А Маша плохо спала по ночам и все думала о чем-то, сидя у окна нашей спальни. Не было уже смеха за ужином, ни милых гримас. Я страдал, и когда шел дождь, то каждая капля его врезывалась в мое сердце, как дробь, и я готов был пасть перед Машей на колени и извиняться за погоду. Когда во дворе шумели мужики, то я тоже чувствовал себя виноватым. По целым часам я просиживал на одном месте, думая только о том, какой великолепный человек Маша, какой это чудесный человек. Я страстно любил ее, и меня восхищало все, что она делала, все, что говорила. У нее была склонность к тихим кабинетным занятиям, она любила читать подолгу, изучать что-нибудь; она, знавшая хозяйство только по книгам, удивляла всех нас своими познаниями, и советы, какие она давала, все пригодились, и ни один из них не пропал в хозяйстве даром.

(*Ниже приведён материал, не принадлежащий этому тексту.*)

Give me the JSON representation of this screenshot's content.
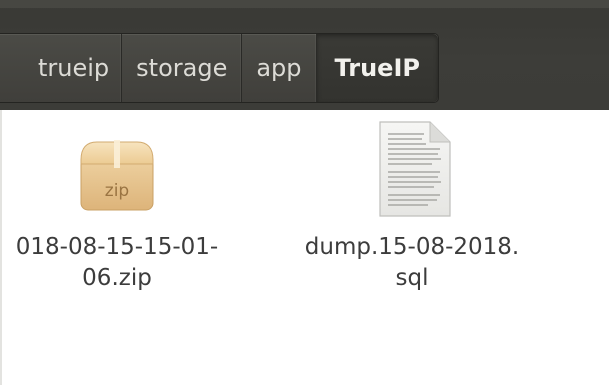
{
  "pathbar": {
    "crumbs": [
      "trueip",
      "storage",
      "app"
    ],
    "active": "TrueIP"
  },
  "files": [
    {
      "name_line1": "018-08-15-15-01-",
      "name_line2": "06.zip",
      "icon": "zip-archive-icon",
      "icon_label": "zip"
    },
    {
      "name_line1": "dump.15-08-2018.",
      "name_line2": "sql",
      "icon": "text-document-icon"
    }
  ],
  "colors": {
    "toolbar": "#3c3c38",
    "crumb_text": "#dcdbd6",
    "file_label": "#3c3c3c",
    "zip_box": "#e4c089"
  }
}
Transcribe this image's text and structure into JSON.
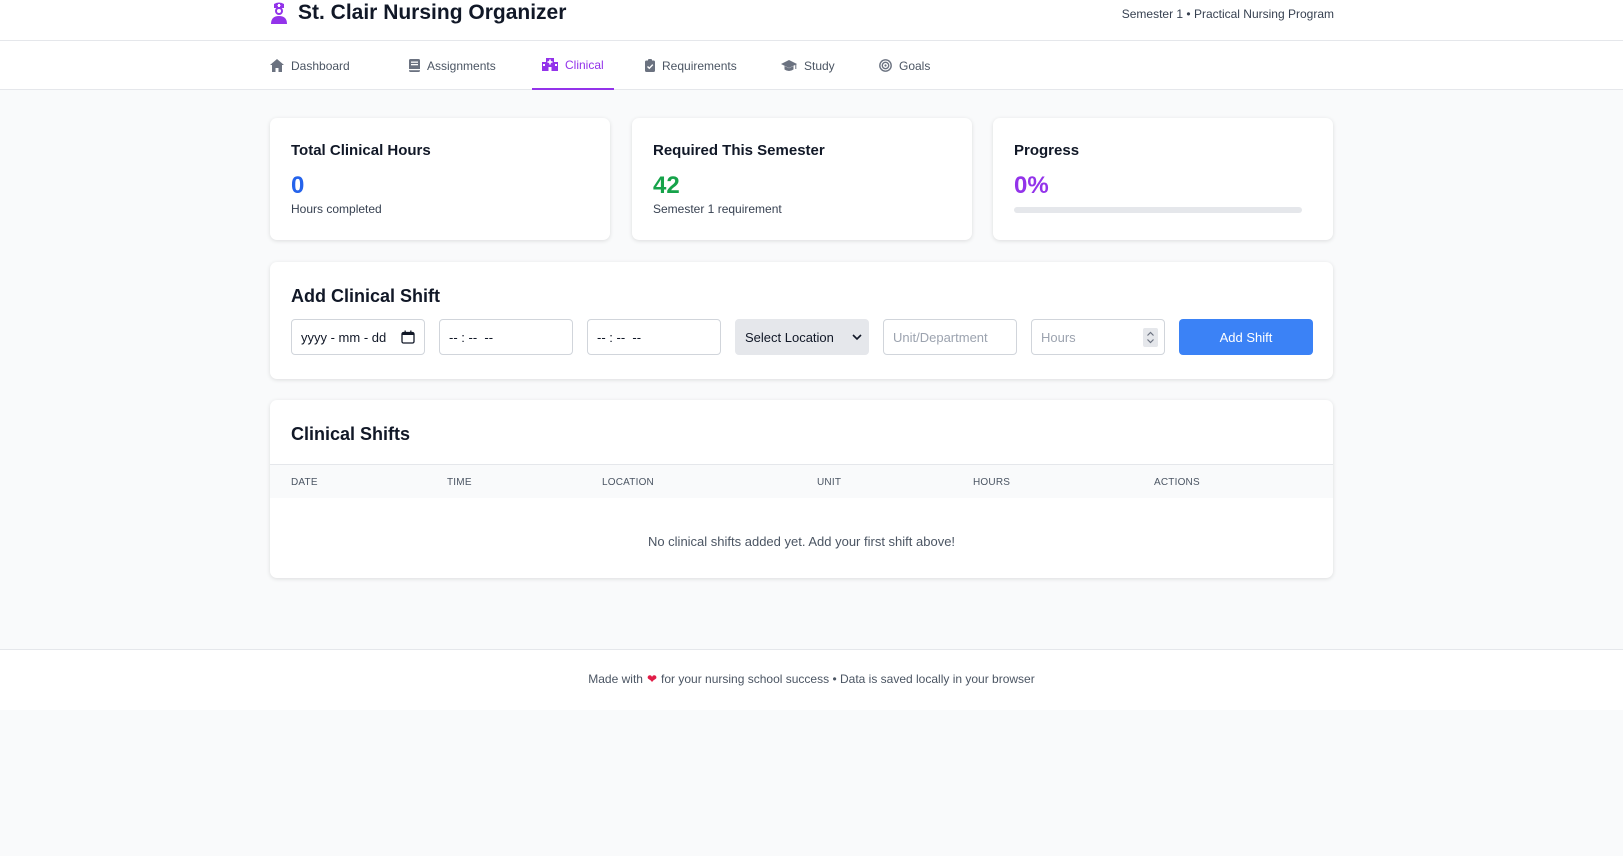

И при всем том сколько благородства, вкуса и благодушия, того самого благодушия, какое бывает только у прекрасно воспитанных людей!
Для этой женщины со здоровым, положительным умом беспорядочная обстановка с мелкими заботами и дрязгами, в которой мы теперь жили, была мучительна; я это видел и сам не мог спать по ночам, голова моя работала, и слезы подступали к горлу. Я метался, не зная, что делать.
Я скакал в город и привозил Маше книги, газеты, конфекты, цветы, я вместе со Степаном ловил рыбу, по целым часам бродя по шею в холодной воде под дождем, чтобы поймать налима и разнообразить наш стол; я униженно просил мужиков не шуметь, поил их водкой, подкупал, давал им разные обещания. И сколько я еще делал глупостей!
Дожди наконец перестали, земля высохла. Встанешь утром, часа в четыре, выйдешь в сад – роса блестит на цветах, шумят птицы и насекомые, на небе ни одного облачка; и сад, и луг, и река так прекрасны, но воспоминания о мужиках, о подводах, об инженере! Я и Маша вместе уезжали на беговых дрожках в поле взглянуть на овес. Она правила, я сидел сзади; плечи у нее были приподняты, и ветер играл ее волосами.
– Права держи! – кричала она встречным.
– Ты похожа на ямщика, – сказал я ей как-то.
– А может быть! Ведь мой дед, отец инженера, был ямщик. Ты не знал этого? – спросила она, обернувшись ко мне, и тотчас же представила, как кричат и как поют ямщики.
«И слава богу! – думал я, слушая ее. – Слава богу!»